Johnson invited event participants to follow Jesus’ methods, which included winning people’s hearts and being an active part in their lives. “Being a pastor is more than preaching and teaching; you have to win people’s hearts,” he said. “You must strive to understand people against the background of their experiences, their pain. You need to spend time with them.”
Mission and Church Growth
During his presentation on church growth in a post-modern context, UNAH vice president for academic affairs Watland François drew the attention of pastors and students to their mission, something that, he said, can ensure the growth of the church. François showed the connection between quantitative growth and qualitative growth. “You need quantity to have quality, but you need quality to have quantity,” he said.
François also showed some challenges postmodernism brings. “Everything is questioned; binarism and any pre-established truth are rejected,” he explained. According to François, millennials want the same things as other generations regarding the mission of the church but with other methods. “Being a pastor in the 21st century requires holding firmly to the principles of the church but being creative and innovative,” François said. “Be firm in principles and open in habits,” he advised.
Topics for the Times
Plenary and breakout sessions included topics such as relationships with other religions, human rights, technology, personal spirituality, and independent ministries. In a Sabbath plenary, UNAH president Sénèque Edmond invited those who would like to collaborate with independent ministries to choose those ministries that support the mission of the church. He mentioned Maranatha Volunteers International, a ministry that has supported UNAH, especially after the 2010 earthquake.
Etienne, on the other hand, explained how the Adventist Church’s cordial interreligious and interdenominational relationships can help limit persecution and contribute to the mission of the church. “When you are on good terms with others, they can help and support you,” Etienne said.
He mentioned the recent unfortunate incident in the Philippines in which a helicopter disappeared over the ocean. “People who were not church members have been involved in the search for the missing, thanks to the good name of the church,” he shared.

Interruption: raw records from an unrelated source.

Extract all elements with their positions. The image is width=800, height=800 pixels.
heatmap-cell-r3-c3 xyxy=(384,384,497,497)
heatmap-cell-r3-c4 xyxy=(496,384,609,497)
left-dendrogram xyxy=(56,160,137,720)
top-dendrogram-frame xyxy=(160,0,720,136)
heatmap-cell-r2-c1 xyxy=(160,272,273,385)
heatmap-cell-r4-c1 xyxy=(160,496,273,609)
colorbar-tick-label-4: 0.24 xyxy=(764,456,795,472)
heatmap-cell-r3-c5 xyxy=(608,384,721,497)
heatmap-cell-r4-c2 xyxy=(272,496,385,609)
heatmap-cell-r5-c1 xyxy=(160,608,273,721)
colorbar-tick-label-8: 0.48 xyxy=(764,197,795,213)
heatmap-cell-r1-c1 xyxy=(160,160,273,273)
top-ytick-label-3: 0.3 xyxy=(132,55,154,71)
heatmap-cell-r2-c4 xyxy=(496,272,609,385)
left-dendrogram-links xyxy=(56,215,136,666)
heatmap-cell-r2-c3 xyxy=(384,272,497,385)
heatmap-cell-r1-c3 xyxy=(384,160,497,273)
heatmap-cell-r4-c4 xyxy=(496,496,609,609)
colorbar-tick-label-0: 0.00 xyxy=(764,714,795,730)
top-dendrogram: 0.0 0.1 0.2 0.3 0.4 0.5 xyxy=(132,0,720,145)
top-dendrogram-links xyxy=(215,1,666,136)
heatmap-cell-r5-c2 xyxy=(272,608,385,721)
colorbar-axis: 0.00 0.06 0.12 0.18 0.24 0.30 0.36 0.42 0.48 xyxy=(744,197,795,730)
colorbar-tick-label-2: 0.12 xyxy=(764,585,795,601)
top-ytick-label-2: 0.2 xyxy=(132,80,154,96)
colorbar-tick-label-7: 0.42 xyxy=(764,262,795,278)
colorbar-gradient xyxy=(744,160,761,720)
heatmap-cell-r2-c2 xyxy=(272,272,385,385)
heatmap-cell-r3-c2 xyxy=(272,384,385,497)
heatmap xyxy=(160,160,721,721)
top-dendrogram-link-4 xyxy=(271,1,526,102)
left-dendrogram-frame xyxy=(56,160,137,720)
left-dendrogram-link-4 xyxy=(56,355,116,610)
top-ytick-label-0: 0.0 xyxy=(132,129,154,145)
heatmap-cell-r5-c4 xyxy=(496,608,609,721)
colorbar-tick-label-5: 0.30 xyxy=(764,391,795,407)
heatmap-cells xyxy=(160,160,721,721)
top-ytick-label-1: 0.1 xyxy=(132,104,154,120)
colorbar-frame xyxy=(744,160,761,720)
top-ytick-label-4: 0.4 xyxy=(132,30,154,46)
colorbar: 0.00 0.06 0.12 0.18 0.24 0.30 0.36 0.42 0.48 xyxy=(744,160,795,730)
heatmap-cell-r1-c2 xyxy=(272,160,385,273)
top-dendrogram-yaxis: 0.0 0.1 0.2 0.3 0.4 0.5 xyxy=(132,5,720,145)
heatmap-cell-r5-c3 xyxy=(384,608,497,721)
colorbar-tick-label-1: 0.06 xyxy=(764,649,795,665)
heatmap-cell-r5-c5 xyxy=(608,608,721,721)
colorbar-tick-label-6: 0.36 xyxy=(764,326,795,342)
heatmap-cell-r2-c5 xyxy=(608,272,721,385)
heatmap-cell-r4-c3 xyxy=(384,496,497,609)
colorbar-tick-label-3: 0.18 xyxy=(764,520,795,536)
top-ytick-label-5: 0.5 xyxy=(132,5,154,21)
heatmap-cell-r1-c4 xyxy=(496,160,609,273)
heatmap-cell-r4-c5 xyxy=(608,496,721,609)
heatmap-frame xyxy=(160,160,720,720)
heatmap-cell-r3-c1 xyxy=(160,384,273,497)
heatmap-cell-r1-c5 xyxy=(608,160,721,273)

Etienne also warned against looking down on non-Adventist believers. In Haiti, he said, we need to do more to connect with other believers.
Facing Unique Challenges
These and other topics are topics relevant for the current challenges Adventist pastors must face in Haiti and elsewhere, Etienne said.
“Currently, in Haiti, the challenges of pastors are multiple. We have a church mostly made up of young people, who are less and less involved. And at a time when the world church is promoting ‘Total Member Involvement,’ the lack of youth involvement is really problematic,” Etienne said.
It’s not that those who are not involved don’t like the Adventist Church, he said. “They go to church on Sabbath morning for the worship service, but it might be that what we offer them does not meet the minimum of their expectations.” That becomes a major challenge for a pastor who must have most of their church members involved in church mission.
Haiti is also facing major socio-political challenges, Etienne explained. “Presently, there are churches that cannot meet on Wednesday evenings, and other congregations that cannot even meet on Sabbath mornings,” he said.
A Turning Point
In his Sabbath sermon, Haitian Union Mission president Pierre Caporal called pastors to be “neither indifferent nor insensitive to the suffering present in the environment where he exercises his pastoral ministry.” He invited church members and leaders to cry out to the Lord in the face of the current state of their country. “When God hears our cries, He will act,” he said.
Caporal also invited students to rely on and keep trusting God, even amid an uncertain context.
Lauvenson Lauvin, a student who participated in the forum, said that his expectations were met. “We witnessed an emphasis in a Christocentric pastorate,” Lauvin said. “For me, this is a turning point in our work.”